Come se il dio egizio, vittima di fratricidio, avesse posto sulla mia testa una mano che, lentamente, mi indirizzava allo stesso destino lunare che, scandito in fasi, muore e si rigenera.

Ora ignara, ora consapevole, mai avrei potuto rifiutare l'offerta, giacché ben sapevo che ogni cosa ha origine dal sangue e che tutto ivi deve farvi ritorno secondo necessità.

Il sangue è vile, sporco, meschino; è il nutrimento dell'umanità intera che per mascherare la propria infelicità, la propria angoscia e la propria cieca disperazione, vi fa un ricorso sfrenato, cercandovi invano un senso da dare alla propria vita.
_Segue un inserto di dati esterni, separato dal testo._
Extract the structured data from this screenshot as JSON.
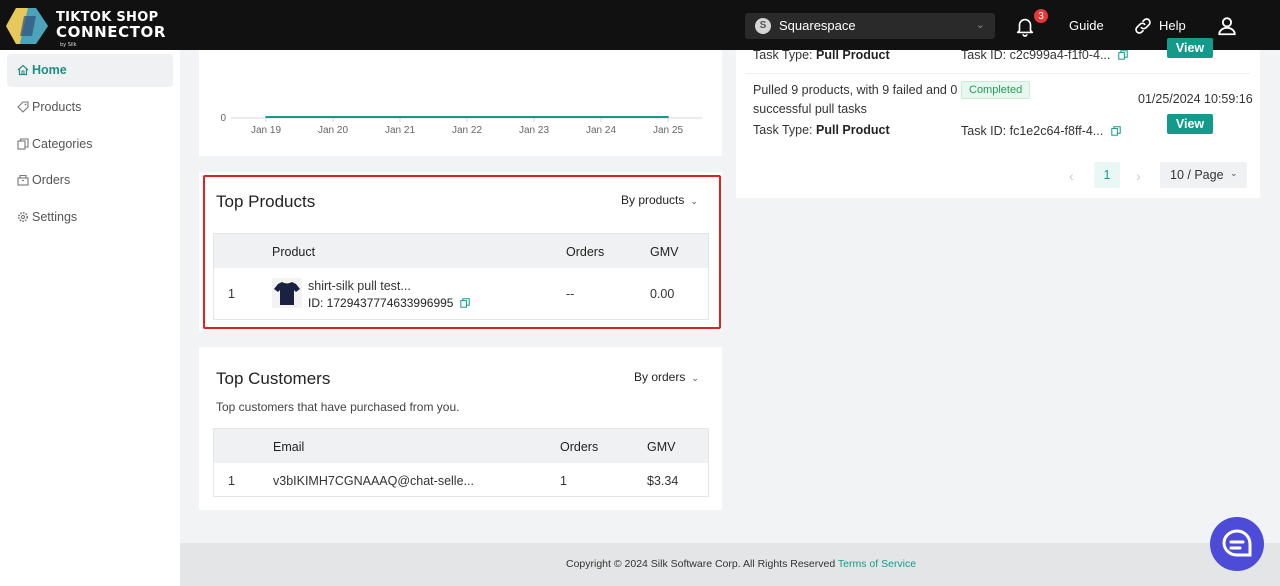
{
  "header": {
    "logo_line1": "TIKTOK SHOP",
    "logo_line2": "CONNECTOR",
    "logo_by": "by Silk",
    "store": {
      "initial": "S",
      "name": "Squarespace"
    },
    "notifications_count": "3",
    "guide_label": "Guide",
    "help_label": "Help"
  },
  "sidebar": {
    "items": [
      {
        "label": "Home",
        "icon": "home-icon",
        "active": true
      },
      {
        "label": "Products",
        "icon": "tag-icon"
      },
      {
        "label": "Categories",
        "icon": "copy-icon"
      },
      {
        "label": "Orders",
        "icon": "box-icon"
      },
      {
        "label": "Settings",
        "icon": "gear-icon"
      }
    ]
  },
  "chart_data": {
    "type": "line",
    "x": [
      "Jan 19",
      "Jan 20",
      "Jan 21",
      "Jan 22",
      "Jan 23",
      "Jan 24",
      "Jan 25"
    ],
    "series": [
      {
        "values": [
          0,
          0,
          0,
          0,
          0,
          0,
          0
        ]
      }
    ],
    "yticks": [
      "0"
    ],
    "title": "",
    "xlabel": "",
    "ylabel": "",
    "color": "#139a8a"
  },
  "top_products": {
    "title": "Top Products",
    "sort_label": "By products",
    "columns": {
      "product": "Product",
      "orders": "Orders",
      "gmv": "GMV"
    },
    "rows": [
      {
        "rank": "1",
        "name": "shirt-silk pull test...",
        "id": "ID: 1729437774633996995",
        "orders": "--",
        "gmv": "0.00"
      }
    ]
  },
  "top_customers": {
    "title": "Top Customers",
    "sort_label": "By orders",
    "subtitle": "Top customers that have purchased from you.",
    "columns": {
      "email": "Email",
      "orders": "Orders",
      "gmv": "GMV"
    },
    "rows": [
      {
        "rank": "1",
        "email": "v3bIKIMH7CGNAAAQ@chat-selle...",
        "orders": "1",
        "gmv": "$3.34"
      }
    ]
  },
  "tasks": {
    "task_type_label": "Task Type: ",
    "items": [
      {
        "type": "Pull Product",
        "task_id": "Task ID: c2c999a4-f1f0-4...",
        "view_label": "View"
      },
      {
        "description_line1": "Pulled 9 products, with 9 failed and 0",
        "description_line2": "successful pull tasks",
        "status": "Completed",
        "time": "01/25/2024 10:59:16",
        "type": "Pull Product",
        "task_id": "Task ID: fc1e2c64-f8ff-4...",
        "view_label": "View"
      }
    ],
    "pagination": {
      "current_page": "1",
      "page_size": "10  / Page"
    }
  },
  "footer": {
    "copyright": "Copyright © 2024 Silk Software Corp. All Rights Reserved ",
    "terms_link": "Terms of Service"
  },
  "colors": {
    "accent": "#139a8a",
    "highlight": "#e31f1f",
    "badge": "#e5383b",
    "chat": "#4c4cd8"
  }
}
Tutto ha origine dalla morte, dall'oblio, ma nessuno sa che ricongiungendosi ad essa non vi è modo alcuno per tornare a galla.

Si è soliti a scongiurare la veridicità del mito, della risalita dall'Ade scuro e profondo, solo perché esseri mortalmente umani – oramai come se avessero mozzate le loro lingue – non possono saggiarne il sapore. Eppure c'è, credetemi, il modo; l'unico gancio sta nella chénosi grecamente intesa, nello svuotamento totale del proprio Io, nella consapevolezza della propria inconsistenza e della vacuità del nostro fondamento. Liberatami del peso della mia sistenza, mi sono fatta ex-, fuori, non sotto il segno di un'evasione, quanto più un graduale allontanamento in direzione di quella via che gli dèi mi avevano indicato, a poco a poco, facendomi visita.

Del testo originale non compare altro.